Launched in 1939 on a lush, tropical 24000 square metre estate called Villa Mina, Tropicana Club stands today as one of the most famous and influential nightclubs that Havana had to offer.
Based in a neighbourhood known as Marianao, The Tropicana evolved from a Depression-era bohemian nightclub that was called Eden Concert and owned by Victor de Correa.
It was only when two casino owners approached the Cuban nightclub owner to open a combination casino and cabaret club, that the world-known Tropicana Club came to life. Though the casino is no longer in play, Tropicana still operates as a cabaret show to this day.
The History of Tropicana Club
Casino operators, Rafael Mascaro and Luis Butler, along with nightclub owner Victor de Correa moved to cut a deal with Guillermina Perez Chaumont (known as MIna), who owned the Villa Mina. Victor de Correa then moved his company of dancers, singers and musicians into a converted mansion that resided on the estate. Thus, with de Correa providing entertainment as well as food, and Mascaro and Bular operating the casino that was found in the dining room of the mansion, Tropicana was on its way to success.
The club was originally called El Beau Site; it was renamed to Club Tropicana, which stems from its lush tropical gardens and the last two letters of Mina, the original owner. After opening on the 30th of December 1939, the club increased in popularity to an enormous extent, attracting celebrity acts and even celebrity audiences, such as Nat King Cole, Ernest Hemingway, Sammy Davis Jr. and Marlon Brando. This was, of course, before the outbreak of WWI and the Cuban Revolution.
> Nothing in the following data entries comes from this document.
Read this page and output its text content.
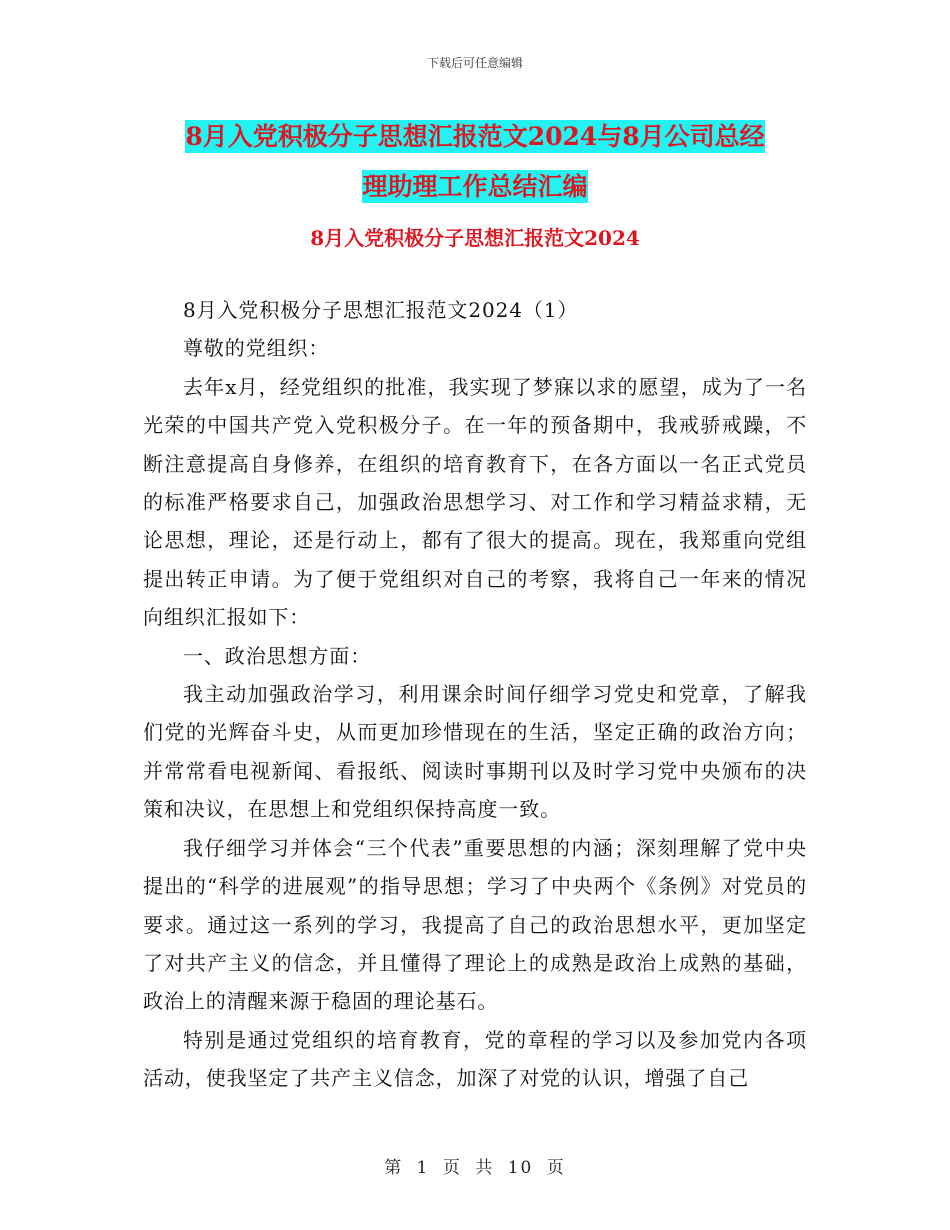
下载后可任意编辑
8月入党积极分子思想汇报范文2024与8月公司总经
理助理工作总结汇编
8月入党积极分子思想汇报范文2024

8月入党积极分子思想汇报范文2024（1）

尊敬的党组织：

去年x月，经党组织的批准，我实现了梦寐以求的愿望，成为了一名光荣的中国共产党入党积极分子。在一年的预备期中，我戒骄戒躁，不断注意提高自身修养，在组织的培育教育下，在各方面以一名正式党员的标准严格要求自己，加强政治思想学习、对工作和学习精益求精，无论思想，理论，还是行动上，都有了很大的提高。现在，我郑重向党组提出转正申请。为了便于党组织对自己的考察，我将自己一年来的情况向组织汇报如下：

一、政治思想方面：

我主动加强政治学习，利用课余时间仔细学习党史和党章，了解我们党的光辉奋斗史，从而更加珍惜现在的生活，坚定正确的政治方向；并常常看电视新闻、看报纸、阅读时事期刊以及时学习党中央颁布的决策和决议，在思想上和党组织保持高度一致。

我仔细学习并体会“三个代表”重要思想的内涵；深刻理解了党中央提出的“科学的进展观”的指导思想；学习了中央两个《条例》对党员的要求。通过这一系列的学习，我提高了自己的政治思想水平，更加坚定了对共产主义的信念，并且懂得了理论上的成熟是政治上成熟的基础，政治上的清醒来源于稳固的理论基石。

特别是通过党组织的培育教育，党的章程的学习以及参加党内各项活动，使我坚定了共产主义信念，加深了对党的认识，增强了自己

第 1 页 共 10 页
Martin Fox & The Tropicana
Martin Fox was an uneducated, yet well-connected gambler who started renting table space in the casino. By 1950, Fox had made enough profit to take over the lease of the entire casino and in 1951 toppled Victor de Correa. Fox then appointed Alberto Ardura and Oscar Echemendia to operate the club, with The Tropicana soon to become one of the most famous nightclubs in America.
Tropicana Mob Involvement
In 1954 Tampa’s newly appointed godfather of Tampa, Santo Trafficante Jr, along with Meyer Lansky moved to Havana, after congressional hearings on mob activities by the US threatened his operations. After Lansky then became the highest sindicate figure in Cuba, he appointed Trafficante as his second in command.
Trafficante had stakes in The Tropicana and The Sans Souci within a few years, both of which served meals and drinks at a price to cover operating costs. However, profits amounted to around $5000 a day after deductions. In fact, both Trafficante and Lansky avoided gambling because they knew the odds.
Post-Revolution Tropicana Club
The Cuban Revolution had a huge impact on this thriving establishment, and not just because it brought about the banning of gambling and the nationalisation of hotels. With the mob’s involvement in Cuba and tensions rising, The Tropicana bar area was bombed and a woman lost her arm.
It is not clear how much involvement the mob actually had, but records state that the Fox Family continued to have full control over the club, right up until they left Cuba. Though the casino is no longer running, the Tropicana Club Cabaret Shows still attract tourists from all over the world.